You can install the GetScraping client library using pip:

pip install getscraping

Usage

To use the GetScraping client, you'll need an API key from GetScraping.com. Once you have your API key, you can start using the client as follows:

from getscraping import GetScrapingClient
from getscraping.models import GetScrapingParams

client = GetScrapingClient('YOUR_API_KEY')

def scrape_website():
    result = client.scrape(GetScrapingParams(
        url='https://example.com',
        method='GET'
    ))
    html = result.text
    print(html)

scrape_website()

Features

The GetScraping client supports a wide range of features, including:

Basic web scraping
JavaScript rendering
Custom headers and cookies
Proxy support (ISP, residential, and mobile)
Retrying requests
Programmable browser actions
Parameter validation using Pydantic models

API Reference

`GetScrapingClient`

The main class for interacting with the GetScraping API.

client = GetScrapingClient(api_key: str)

`scrape(params: GetScrapingParams)`

The primary method for scraping websites.

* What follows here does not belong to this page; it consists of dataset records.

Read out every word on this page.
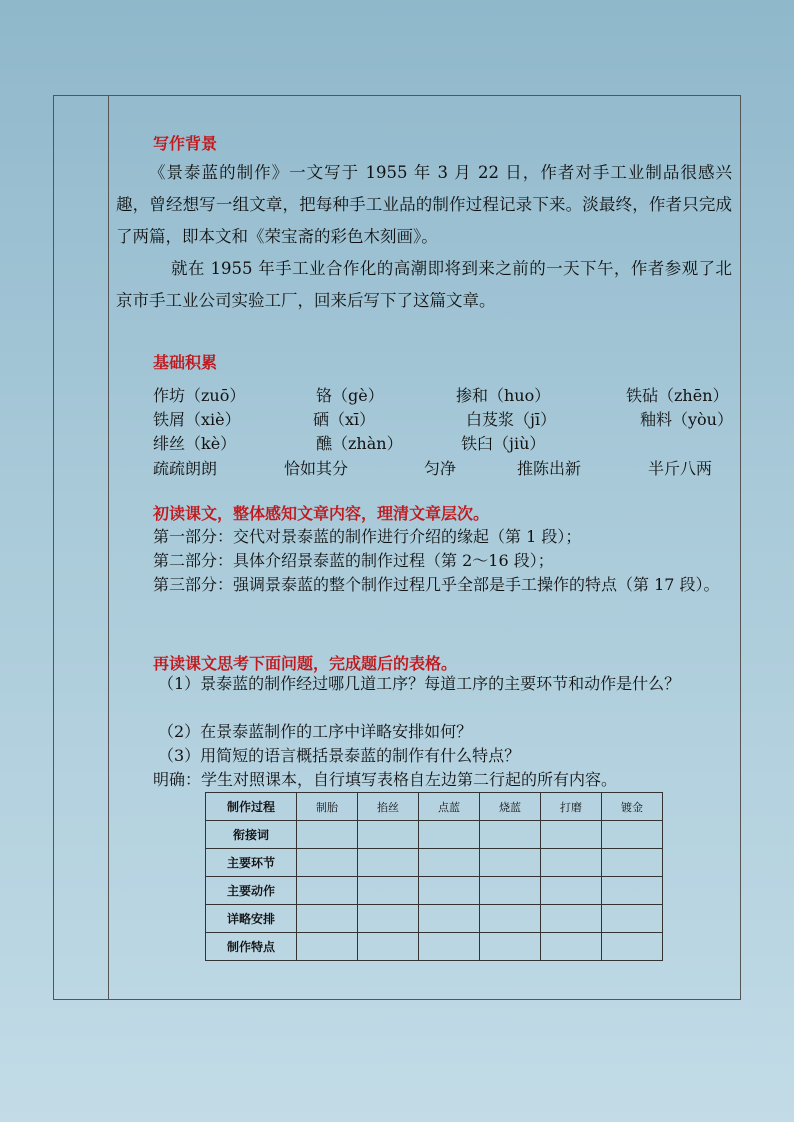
写作背景
《景泰蓝的制作》一文写于 1955 年 3 月 22 日，作者对手工业制品很感兴趣，曾经想写一组文章，把每种手工业品的制作过程记录下来。淡最终，作者只完成了两篇，即本文和《荣宝斋的彩色木刻画》。
就在 1955 年手工业合作化的高潮即将到来之前的一天下午，作者参观了北京市手工业公司实验工厂，回来后写下了这篇文章。
基础积累
作坊（zuō）	铬（gè）	掺和（huo）	铁砧（zhēn）
铁屑（xiè）	硒（xī）	白芨浆（jī）	釉料（yòu）
绯丝（kè）	醮（zhàn）	铁臼（jiù）
疏疏朗朗	恰如其分	匀净	推陈出新	半斤八两
初读课文，整体感知文章内容，理清文章层次。
第一部分：交代对景泰蓝的制作进行介绍的缘起（第 1 段）；
第二部分：具体介绍景泰蓝的制作过程（第 2～16 段）；
第三部分：强调景泰蓝的整个制作过程几乎全部是手工操作的特点（第 17 段）。
再读课文思考下面问题，完成题后的表格。
（1）景泰蓝的制作经过哪几道工序？每道工序的主要环节和动作是什么？
（2）在景泰蓝制作的工序中详略安排如何？
（3）用简短的语言概括景泰蓝的制作有什么特点？
明确：学生对照课本，自行填写表格自左边第二行起的所有内容。
制作过程	制胎	掐丝	点蓝	烧蓝	打磨	镀金
衔接词						
主要环节						
主要动作						
详略安排						
制作特点						
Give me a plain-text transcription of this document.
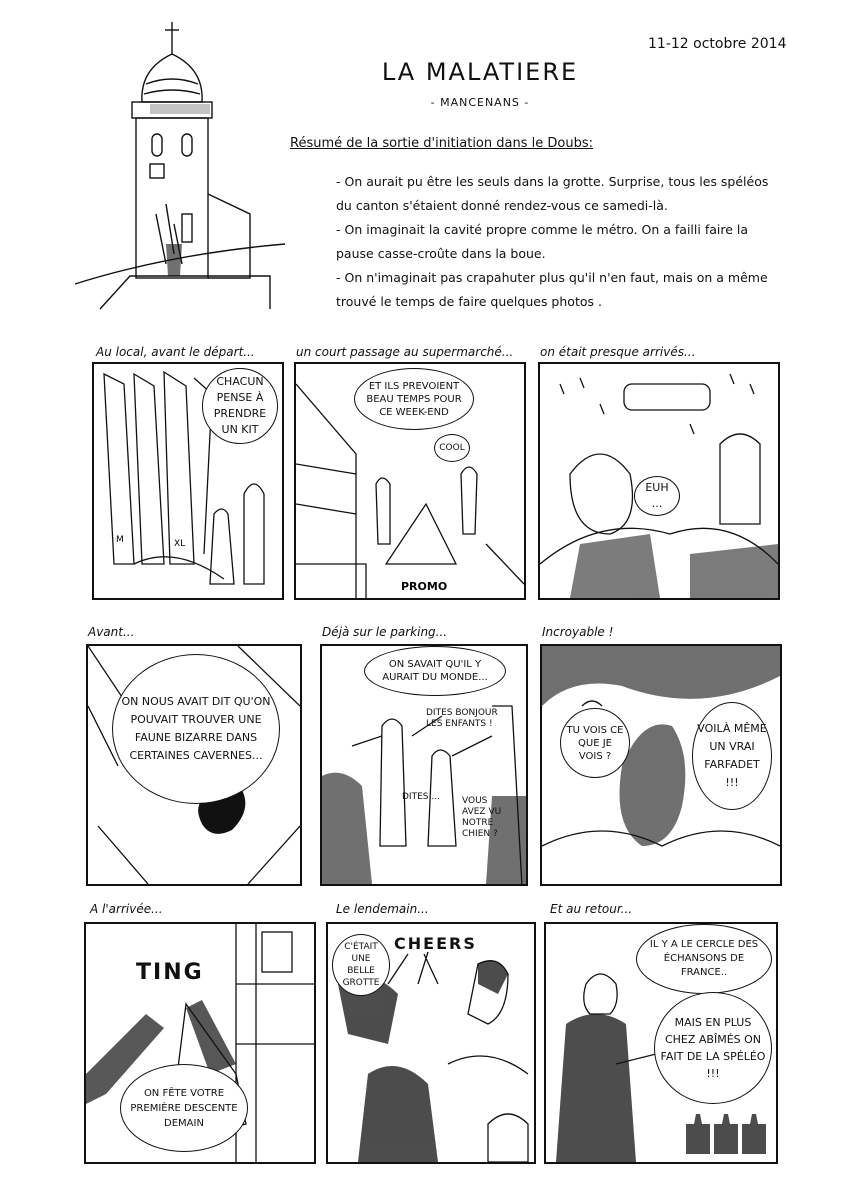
11-12 octobre 2014
LA MALATIERE
- MANCENANS -
Résumé de la sortie d'initiation dans le Doubs:
- On aurait pu être les seuls dans la grotte. Surprise, tous les spéléos du canton s'étaient donné rendez-vous ce samedi-là.
- On imaginait la cavité propre comme le métro. On a failli faire la pause casse-croûte dans la boue.
- On n'imaginait pas crapahuter plus qu'il n'en faut, mais on a même trouvé le temps de faire quelques photos .
Au local, avant le départ...
M	XL
CHACUN PENSE À PRENDRE UN KIT
un court passage au supermarché...
PROMO
ET ILS PREVOIENT BEAU TEMPS POUR CE WEEK-END
COOL
on était presque arrivés...
EUH ...
Avant...
ON NOUS AVAIT DIT QU'ON POUVAIT TROUVER UNE FAUNE BIZARRE DANS CERTAINES CAVERNES...
Déjà sur le parking...
ON SAVAIT QU'IL Y AURAIT DU MONDE...
DITES BONJOUR LES ENFANTS !
DITES ... VOUS AVEZ VU NOTRE CHIEN ?
Incroyable !
TU VOIS CE QUE JE VOIS ?
VOILÀ MÊME UN VRAI FARFADET !!!
A l'arrivée...
TING
ON FÊTE VOTRE PREMIÈRE DESCENTE DEMAIN
Le lendemain...
CHEERS
C'ÉTAIT UNE BELLE GROTTE
Et au retour...
IL Y A LE CERCLE DES ÉCHANSONS DE FRANCE..
MAIS EN PLUS CHEZ ABÎMÉS ON FAIT DE LA SPÉLÉO !!!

result = client.scrape(params)

Scraping Parameters

The GetScrapingParams model supports the following options:

url (str): The URL to scrape (should include http:// or https://)
method (str): The HTTP method to use ('GET' or 'POST')
response_type (str): The expected response type (default: "text")
body (str, optional): The payload to include in a POST request
js_rendering_options (JavascriptRenderingOptions, optional): Options for JavaScript rendering
cookies (List[str], optional): List of cookies to include in the request
headers (Dict[str, str], optional): Custom headers to attach to the request
omit_default_headers (bool): If True, only use the headers you define (default: False)
use_isp_proxy (bool, optional): Set to True to route requests through ISP proxies
use_residential_proxy (bool, optional): Set to True to route requests through residential proxies
use_mobile_proxy (bool, optional): Set to True to route requests through mobile proxies
use_own_proxy (str, optional): URL of your own proxy server for this request
retry_config (RetryConfig, optional): Configuration for when and how to retry a request
timeout_millis (int): How long to wait for the request to complete in milliseconds (default: 30000)

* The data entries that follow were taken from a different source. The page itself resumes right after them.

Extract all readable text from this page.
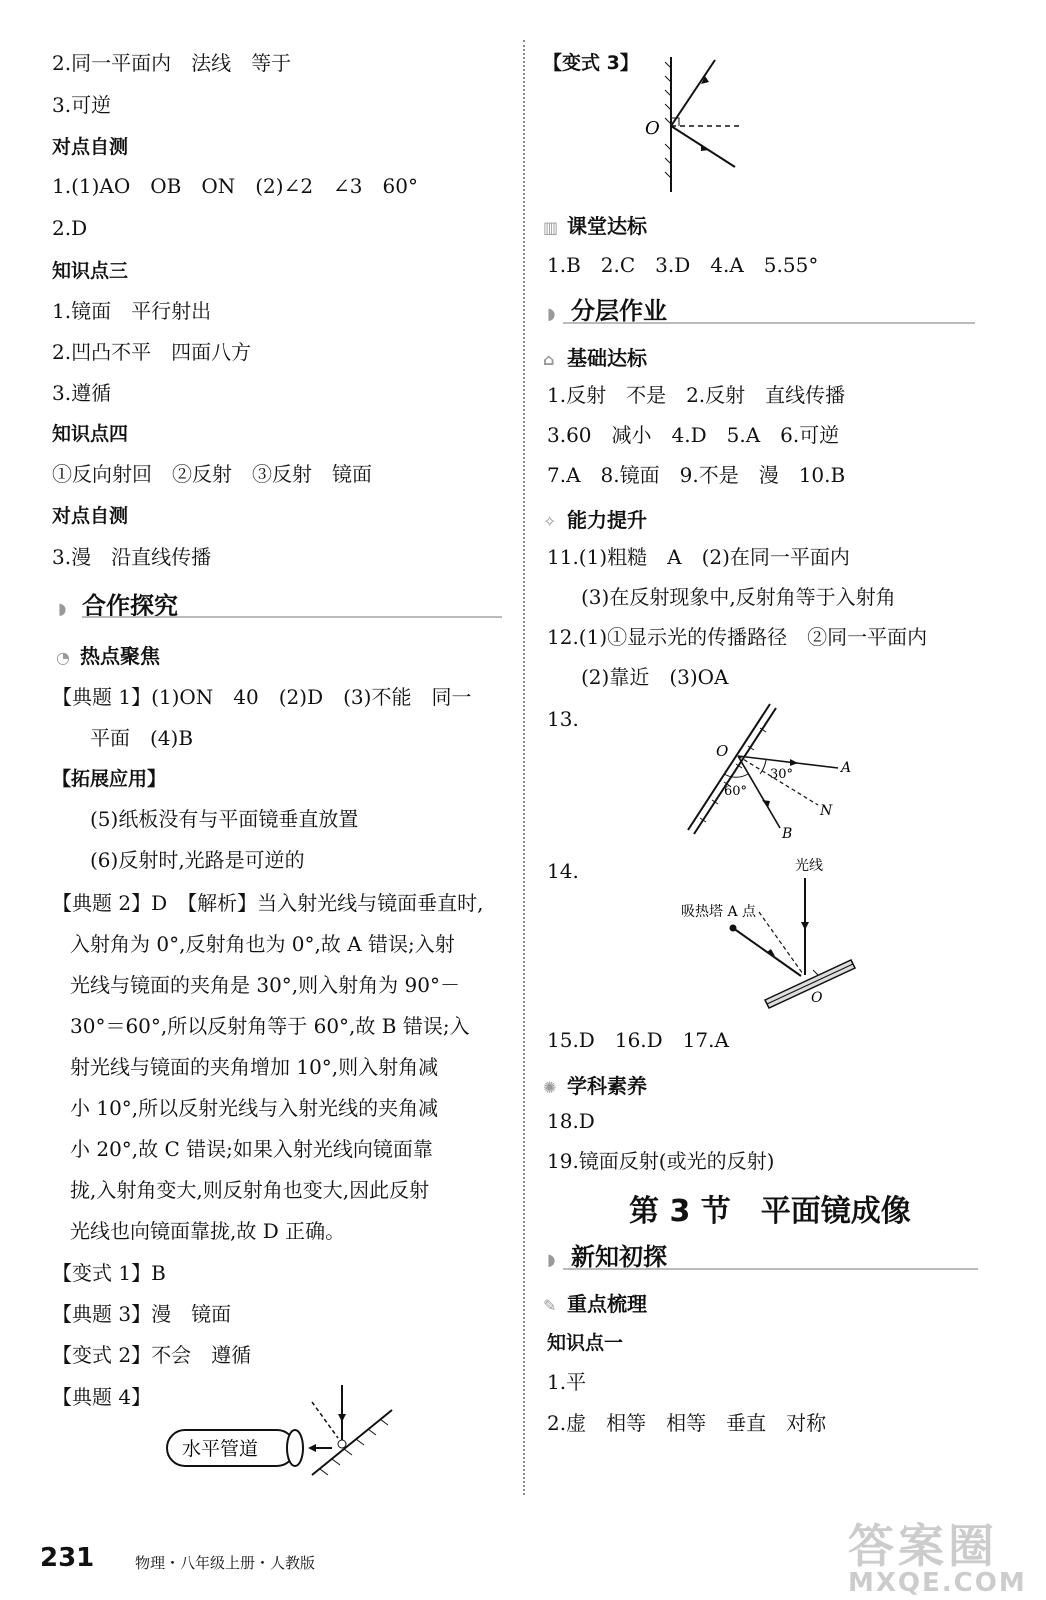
2.同一平面内　法线　等于
3.可逆
对点自测
1.(1)AO　OB　ON　(2)∠2　∠3　60°
2.D
知识点三
1.镜面　平行射出
2.凹凸不平　四面八方
3.遵循
知识点四
①反向射回　②反射　③反射　镜面
对点自测
3.漫　沿直线传播
◗ 合作探究
◔ 热点聚焦
【典题 1】(1)ON　40　(2)D　(3)不能　同一
平面　(4)B
【拓展应用】
(5)纸板没有与平面镜垂直放置
(6)反射时,光路是可逆的
【典题 2】D　【解析】当入射光线与镜面垂直时,
入射角为 0°,反射角也为 0°,故 A 错误;入射
光线与镜面的夹角是 30°,则入射角为 90°－
30°＝60°,所以反射角等于 60°,故 B 错误;入
射光线与镜面的夹角增加 10°,则入射角减
小 10°,所以反射光线与入射光线的夹角减
小 20°,故 C 错误;如果入射光线向镜面靠
拢,入射角变大,则反射角也变大,因此反射
光线也向镜面靠拢,故 D 正确。
【变式 1】B
【典题 3】漫　镜面
【变式 2】不会　遵循
【典题 4】
水平管道
【变式 3】
O
▥ 课堂达标
1.B　2.C　3.D　4.A　5.55°
◗ 分层作业
⌂ 基础达标
1.反射　不是　2.反射　直线传播
3.60　减小　4.D　5.A　6.可逆
7.A　8.镜面　9.不是　漫　10.B
✧ 能力提升
11.(1)粗糙　A　(2)在同一平面内
(3)在反射现象中,反射角等于入射角
12.(1)①显示光的传播路径　②同一平面内
(2)靠近　(3)OA
13.
O
A
N
B
30°
60°
14.	光线
吸热塔 A 点
O
15.D　16.D　17.A
✺ 学科素养
18.D
19.镜面反射(或光的反射)
第 3 节　平面镜成像
◗ 新知初探
✎ 重点梳理
知识点一
1.平
2.虚　相等　相等　垂直　对称
231	物理・八年级上册・人教版	答案圈
MXQE.COM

JavaScript Rendering Options (JavascriptRenderingOptions):

render_js (bool): Whether to render JavaScript or not
wait_millis (int, optional): The time in milliseconds to wait before returning the result
wait_for_request (str, optional): The URL (or regex matching the URL) that needs to be requested on page load
wait_for_selector (str, optional): CSS or XPATH selector that needs to be present before returning the response
intercept_request (InterceptRequestParams, optional): Configuration for intercepting a specific request
programmable_browser (ProgrammableBrowserOptions, optional): Configuration for the programmable browser

Retry Configuration (RetryConfig):

num_retries (int): How many times to retry unsuccessful requests
success_status_codes (List[int], optional): The status codes that will render the request successful
success_selector (str, optional): A CSS selector that needs to be present for a request to be considered successful

For more detailed information on these parameters, please refer to the GetScraping documentation.

Examples

Basic Scraping

from getscraping import GetScrapingClient
from getscraping.models import GetScrapingParams

client = GetScrapingClient('YOUR_API_KEY')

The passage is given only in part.